The method described in the documentation for using jaccard is jaccard_score
so I will use that instead of the jaccard_similarity_score
that I used in the first place.
It also states in the documentation, in reference to the jaccard_similarity_score:
Deprecated since version 0.21: This is deprecated to be removed in 0.23, since its handling of binary and multiclass inputs was broken.
## I was using an older version of sklearn so I had to update it so I could import the right jaccard method
from sklearn.metrics import jaccard_score
In [85]:
print("Logistic Regression Jaccard Index(weighted): %.2f" % jaccard_score(y_test, yhat_LR, average='weighted'))
print("Logistic Regression Jaccard Index(macro): %.2f" % jaccard_score(y_test, yhat_LR, average='macro'))
print("Logistic Regression f1-score weighted: %.2f" % f1_score(y_test, yhat_LR, average='weighted'))
print("Logistic Regression f1-score macro: %.2f" % f1_score(y_test, yhat_LR, average='macro'))
print("Logistic Regression(saga) f1-score weighted: %.2f" % f1_score(y_test, yhat_LR_saga, average='weighted'))
print("Logistic Regression(saga) Jaccard Index(weighted): %.2f" % jaccard_score(y_test, yhat_LR_saga, average='weighted'))
print("kNN Jaccard Index(weighted): %.2f" % jaccard_score(y_test, yhat, average='weighted'))
print("kNN Jaccard Index(macro): %.2f" % jaccard_score(y_test, yhat, average='macro'))
print("kNN F1 score weighted: %.2f" % f1_score(y_test, yhat, average='weighted'))
print("kNN F1 score macro: %.2f" % f1_score(y_test, yhat, average='macro'))
Out [85]:
Logistic Regression Jaccard Index(weighted): 0.21
Logistic Regression Jaccard Index(macro): 0.16
Logistic Regression f1-score weighted: 0.33
Logistic Regression f1-score macro: 0.26
Logistic Regression(saga) f1-score weighted: 0.33
Logistic Regression(saga) Jaccard Index(weighted): 0.25
kNN Jaccard Index(weighted): 0.31
kNN Jaccard Index(macro): 0.19
kNN F1 score weighted: 0.42
kNN F1 score macro: 0.27
Here is a reminder on the difference between macro & weighted
- "macro" simply calculates the mean of the binary metrics, giving equal weight to each class.
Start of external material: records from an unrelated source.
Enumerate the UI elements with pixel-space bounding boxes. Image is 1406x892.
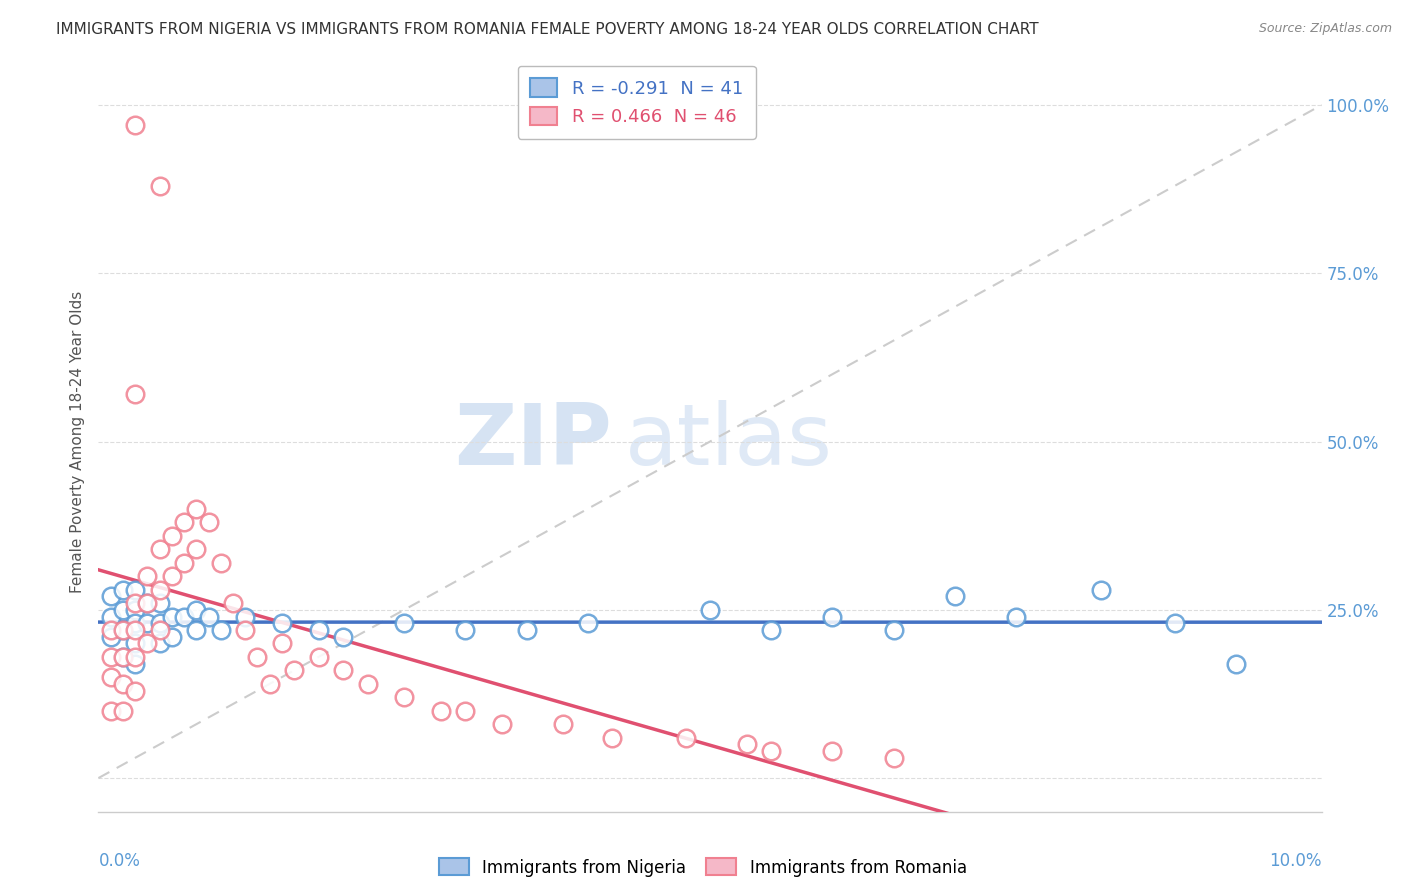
Point (1164, 616, 1187, 631)
Point (111, 623, 134, 637)
Point (124, 616, 146, 631)
Text: atlas: atlas (624, 400, 832, 483)
Point (100, 623, 122, 637)
Point (136, 596, 159, 610)
Point (124, 683, 146, 698)
Point (149, 623, 172, 637)
Point (100, 590, 122, 604)
Point (209, 556, 232, 570)
Point (821, 744, 844, 758)
Point (332, 664, 354, 678)
Point (883, 751, 905, 765)
Legend: Immigrants from Nigeria, Immigrants from Romania: Immigrants from Nigeria, Immigrants from… (430, 850, 976, 885)
Point (149, 616, 172, 631)
Point (173, 609, 195, 624)
Point (160, 529, 183, 543)
Point (186, 501, 208, 516)
Text: 10.0%: 10.0% (1270, 853, 1322, 871)
Point (553, 717, 575, 731)
Point (283, 664, 305, 678)
Point (111, 603, 134, 617)
Point (100, 630, 122, 644)
Point (675, 731, 697, 745)
Point (454, 623, 477, 637)
Point (1090, 582, 1112, 597)
Point (149, 542, 172, 557)
Point (111, 649, 134, 664)
Point (149, 178, 172, 193)
Point (356, 677, 378, 691)
Point (883, 623, 905, 637)
Point (111, 649, 134, 664)
Point (491, 717, 513, 731)
Point (430, 704, 453, 718)
Point (124, 623, 146, 637)
Point (173, 556, 195, 570)
Point (1004, 609, 1026, 624)
Point (149, 582, 172, 597)
Point (149, 596, 172, 610)
Point (100, 670, 122, 684)
Point (111, 623, 134, 637)
Point (270, 636, 292, 650)
Point (821, 609, 844, 624)
Point (259, 677, 281, 691)
Point (111, 677, 134, 691)
Point (576, 616, 599, 631)
Point (124, 582, 146, 597)
Point (186, 623, 208, 637)
Point (100, 609, 122, 624)
Point (136, 569, 159, 583)
Point (735, 738, 758, 752)
Point (392, 616, 416, 631)
Point (759, 744, 782, 758)
Point (308, 649, 330, 664)
Point (111, 704, 134, 718)
Y-axis label: Female Poverty Among 18-24 Year Olds: Female Poverty Among 18-24 Year Olds (69, 291, 84, 592)
Point (124, 636, 146, 650)
Point (233, 623, 256, 637)
Text: Source: ZipAtlas.com: Source: ZipAtlas.com (1258, 22, 1392, 36)
Point (759, 623, 782, 637)
Point (111, 582, 134, 597)
Point (124, 118, 146, 132)
Point (454, 704, 477, 718)
Point (149, 636, 172, 650)
Point (222, 596, 245, 610)
Point (270, 616, 292, 631)
Point (124, 657, 146, 671)
Point (186, 542, 208, 557)
Point (100, 704, 122, 718)
Point (209, 623, 232, 637)
Point (124, 387, 146, 401)
Point (160, 609, 183, 624)
Point (136, 596, 159, 610)
Point (136, 636, 159, 650)
Point (197, 516, 219, 530)
Point (160, 630, 183, 644)
Point (392, 690, 416, 705)
Point (600, 731, 623, 745)
Point (160, 569, 183, 583)
Legend: R = -0.291  N = 41, R = 0.466  N = 46: R = -0.291 N = 41, R = 0.466 N = 46 (517, 66, 755, 138)
Point (246, 649, 269, 664)
Point (100, 649, 122, 664)
Text: 0.0%: 0.0% (98, 853, 141, 871)
Point (233, 609, 256, 624)
Text: IMMIGRANTS FROM NIGERIA VS IMMIGRANTS FROM ROMANIA FEMALE POVERTY AMONG 18-24 YE: IMMIGRANTS FROM NIGERIA VS IMMIGRANTS FR… (56, 22, 1039, 37)
Point (332, 630, 354, 644)
Point (186, 603, 208, 617)
Point (1225, 657, 1247, 671)
Point (943, 590, 966, 604)
Point (197, 609, 219, 624)
Point (308, 623, 330, 637)
Point (173, 516, 195, 530)
Point (516, 623, 538, 637)
Point (124, 649, 146, 664)
Point (124, 596, 146, 610)
Point (136, 616, 159, 631)
Point (124, 603, 146, 617)
Point (699, 603, 721, 617)
Text: ZIP: ZIP (454, 400, 612, 483)
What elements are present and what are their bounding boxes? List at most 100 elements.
In problems where infrequent classes are nonetheless important, macro-averaging may be a means of highlighting their performance. On the other hand, the assumption that all classes are equally important is often untrue, such that macro-averaging will over-emphasize the typically low performance on an infrequent class.
- "weighted" accounts for class imbalance by computing the average of binary metrics in which each class’s score is weighted by its presence in the true data sample.
It is apparent how different my results were from before. These models would be hard pressed to beat the basic mean prediction for a given day.
## Just for fun. Here is the multilabel_confusion_matric for the kNN model prediction
from sklearn.metrics import multilabel_confusion_matrix
In [89]:
multilabel_confusion_matrix(y_test, yhat, labels=['Bad', 'O.K.', 'Good', 'Great'])
Out[89]:
array([[[16, 0],
[ 2, 0]],
[[10, 4],
[ 2, 2]],
[[ 4, 5],
[ 2, 7]],
[[15, 0],
[ 3, 0]]])
The final takeaway is this;
When evaluating a classification model, some binary evaluation methods can be used for multilabel data. The multilabel data becomes binary per label. It's worth paying attention to how the returned multilabel coefficient is calculated (i.e weighted, none, macro) across the labels.
And.. make sure modules are up to date with version
Thanks for reading, and as always, I hope you found something interesting or useful in some way!